Balenger’s fingers tightened on the arms of his chair. Amanda, he thought. I need to find you.

“My book The American West at the End of the Nineteenth Century has a chapter devoted to end-of-century hysteria.” Professor Graham went to a bookshelf, pulled out a volume, and flipped through it until she found the section she wanted. “Take a look at the indented material. It comes from Reich. He had handwritten pages stuffed in his clothing.”

Balenger read what she pointed at.

Dec. 31, 1899

The year hurtles to an end. So does the century. I fear I am losing my mind. I do not mean “losing my grasp of reality.” I know perfectly well what is happening. But I am powerless to prevent the outcome. Each day, I have less strength of mind to resist.

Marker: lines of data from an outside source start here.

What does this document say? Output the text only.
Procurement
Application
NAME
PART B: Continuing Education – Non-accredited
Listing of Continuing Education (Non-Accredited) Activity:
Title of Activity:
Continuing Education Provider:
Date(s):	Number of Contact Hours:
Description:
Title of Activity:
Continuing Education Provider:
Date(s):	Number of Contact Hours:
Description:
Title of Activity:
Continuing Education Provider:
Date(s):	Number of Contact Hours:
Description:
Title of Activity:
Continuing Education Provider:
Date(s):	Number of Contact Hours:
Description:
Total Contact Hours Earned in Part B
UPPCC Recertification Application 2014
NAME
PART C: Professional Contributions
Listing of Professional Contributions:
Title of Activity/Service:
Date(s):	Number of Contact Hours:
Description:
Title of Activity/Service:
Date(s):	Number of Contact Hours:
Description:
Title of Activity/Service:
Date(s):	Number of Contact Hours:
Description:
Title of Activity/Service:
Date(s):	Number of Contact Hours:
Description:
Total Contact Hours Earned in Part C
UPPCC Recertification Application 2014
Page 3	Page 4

On this last day, it is supposedly dawn, but outside there is only the darkness of a howling blizzard. The swirl of shrieking snow matches my confusion. I pray that writing these pages will give me clarity. If not, and if the world impossibly survives for another hundred years, you who find this within the Sepulcher will perhaps understand what I cannot.

Balenger lowered the book. “Sounds insane.”

“The doctor found a dozen scrawled pages in Reich’s clothing. What you read comes from the start of the manuscript.”

Balenger indicated the last sentence. “Reich mentions the Sepulcher.”

“But not its full name. That comes later in the manuscript.”

“What’s this about ‘If the world impossibly survives for another hundred years’?”

The professor spread her aging hands. “Apocalyptic fears are often part of end-of-century hysteria.”

“So, in a failing town in a valley in the middle of nowhere, this minister let his imagination get the better of him. But why did he run? Surely Reich didn’t think he could escape the end of the world by fleeing to another location.”